Tip:Limit to emergencies or travel situations. Always read labels — if the ingredient list is long and unrecognizable, skip it.
10. Sweetened Beverages
Examples:
Sodas, bottled iced tea, flavored milks
Fruit juices (even 100% natural), bubble tea
Energy drinks, sweetened coffee.
Why it matters:These beverages cause rapid sugar spikes, promote insulin resistance, and strain the pancreas. Liquid sugar is absorbed more quickly than solids and doesn’t trigger fullness, leading to overconsumption.
Tip:Stick to water, coconut water (unsweetened), or herbal teas. If drinking juice, dilute it or make it a smoothie with pulp to keep the fiber.
11. Fatty Meats and High-Fat Legumes
Examples:
Pork belly, beef ribs, chicken skin
Peanuts, cashews, macadamia nuts
Coconut cream (in large amounts)
Why it matters:These are very calorie-dense. While they provide protein and some healthy fats, overconsumption leads to weight gain, clogged arteries, and fatty liver. Roasted or fried nuts may also contain harmful oxidized oils.
Tip:Eat small portions. Prefer boiled or steamed over fried. Mix nuts into meals, not as snacks, to avoid overeating.
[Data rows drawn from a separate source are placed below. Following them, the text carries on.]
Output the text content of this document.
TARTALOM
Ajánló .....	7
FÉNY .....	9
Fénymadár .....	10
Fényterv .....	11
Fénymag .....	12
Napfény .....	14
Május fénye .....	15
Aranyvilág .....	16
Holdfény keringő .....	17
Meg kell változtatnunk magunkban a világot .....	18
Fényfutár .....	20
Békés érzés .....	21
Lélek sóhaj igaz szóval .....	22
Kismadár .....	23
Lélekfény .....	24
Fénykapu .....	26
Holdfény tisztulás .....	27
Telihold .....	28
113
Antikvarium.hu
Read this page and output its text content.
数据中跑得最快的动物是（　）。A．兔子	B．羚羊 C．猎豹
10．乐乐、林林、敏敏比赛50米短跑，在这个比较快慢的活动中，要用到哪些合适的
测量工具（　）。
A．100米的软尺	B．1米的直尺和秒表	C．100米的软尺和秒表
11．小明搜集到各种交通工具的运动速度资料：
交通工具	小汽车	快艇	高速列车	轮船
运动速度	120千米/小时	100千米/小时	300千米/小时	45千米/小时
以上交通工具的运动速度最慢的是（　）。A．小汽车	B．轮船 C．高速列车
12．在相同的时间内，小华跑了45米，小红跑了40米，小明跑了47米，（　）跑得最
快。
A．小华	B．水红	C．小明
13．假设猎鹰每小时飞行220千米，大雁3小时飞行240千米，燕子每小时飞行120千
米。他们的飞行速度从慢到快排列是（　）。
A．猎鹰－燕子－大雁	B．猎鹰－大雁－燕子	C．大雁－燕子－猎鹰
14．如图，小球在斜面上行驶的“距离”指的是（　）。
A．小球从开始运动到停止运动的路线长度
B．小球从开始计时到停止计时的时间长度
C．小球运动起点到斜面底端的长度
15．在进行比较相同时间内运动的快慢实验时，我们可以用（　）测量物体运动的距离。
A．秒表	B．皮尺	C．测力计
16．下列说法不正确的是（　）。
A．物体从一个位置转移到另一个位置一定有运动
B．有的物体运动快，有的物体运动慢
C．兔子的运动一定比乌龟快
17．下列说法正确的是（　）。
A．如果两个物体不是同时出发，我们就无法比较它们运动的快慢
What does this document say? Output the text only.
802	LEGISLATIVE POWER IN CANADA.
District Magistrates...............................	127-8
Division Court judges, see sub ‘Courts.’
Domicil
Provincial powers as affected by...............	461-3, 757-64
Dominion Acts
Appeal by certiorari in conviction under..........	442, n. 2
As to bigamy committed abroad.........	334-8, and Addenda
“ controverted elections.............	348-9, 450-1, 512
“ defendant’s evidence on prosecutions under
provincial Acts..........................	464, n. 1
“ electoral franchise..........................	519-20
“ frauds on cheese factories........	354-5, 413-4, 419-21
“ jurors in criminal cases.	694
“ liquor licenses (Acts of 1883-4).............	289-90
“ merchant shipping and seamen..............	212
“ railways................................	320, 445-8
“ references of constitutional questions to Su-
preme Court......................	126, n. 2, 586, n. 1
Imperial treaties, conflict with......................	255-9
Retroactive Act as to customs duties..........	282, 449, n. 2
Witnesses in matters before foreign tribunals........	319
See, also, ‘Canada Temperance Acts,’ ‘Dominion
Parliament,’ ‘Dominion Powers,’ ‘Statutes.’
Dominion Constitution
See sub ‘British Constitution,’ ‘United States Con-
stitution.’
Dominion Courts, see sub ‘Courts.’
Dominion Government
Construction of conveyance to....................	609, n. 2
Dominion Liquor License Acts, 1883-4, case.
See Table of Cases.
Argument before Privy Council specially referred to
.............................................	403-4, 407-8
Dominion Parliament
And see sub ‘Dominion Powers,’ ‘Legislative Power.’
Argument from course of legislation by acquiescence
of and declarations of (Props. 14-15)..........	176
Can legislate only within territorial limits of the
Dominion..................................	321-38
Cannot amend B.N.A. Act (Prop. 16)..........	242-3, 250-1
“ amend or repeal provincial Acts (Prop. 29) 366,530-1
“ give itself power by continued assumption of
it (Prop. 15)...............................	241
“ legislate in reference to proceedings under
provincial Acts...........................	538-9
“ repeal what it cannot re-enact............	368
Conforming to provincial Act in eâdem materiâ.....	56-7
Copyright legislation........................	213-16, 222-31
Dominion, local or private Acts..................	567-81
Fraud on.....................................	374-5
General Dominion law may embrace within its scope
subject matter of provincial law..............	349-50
12. Extracted and Processed Oils

Examples:
Refined soybean oil, palm oil
Margarine, reused frying oil

Why it matters:Highly processed oils are often oxidized or contain trans fats, which increase inflammation and arterial plaque. Reheated oils (like those used in street foods) generate free radicals that damage cells and increase cancer risk.
Tip:Use cold-pressed oils like extra virgin olive oil for salad and virgin coconut oil for light cooking. Limit deep frying, and never reuse oil.
✅ Final Thoughts: Putting It All Together
Think of your food as daily self-care — not just a way to fill your stomach.
Try this simple daily strategy:
Fill half your plate with leafy greens, stalks, and low-sugar fruits.
One quarter with lean protein.
One quarter with healthy carbs — or skip if you’re managing weight or blood sugar.
Use oils and fats wisely — just a teaspoon or two a day is usually enough.
With this mindful approach, you can enjoy eating while keeping your body clean, energetic, and disease-resistant.
The 12 Food Groups aren’t just a list — they are a map for lifelong health. They empower you to think beyond calories and nutrition labels, and instead, to see food as a living tool for healing and vitality.
By making simple, conscious choices each day — drinking more water, piling on the greens, choosing lean proteins, and avoiding processed junk — you can dramatically shift your body’s future toward health, strength, and happiness.
"Let food be your best medicine, every day."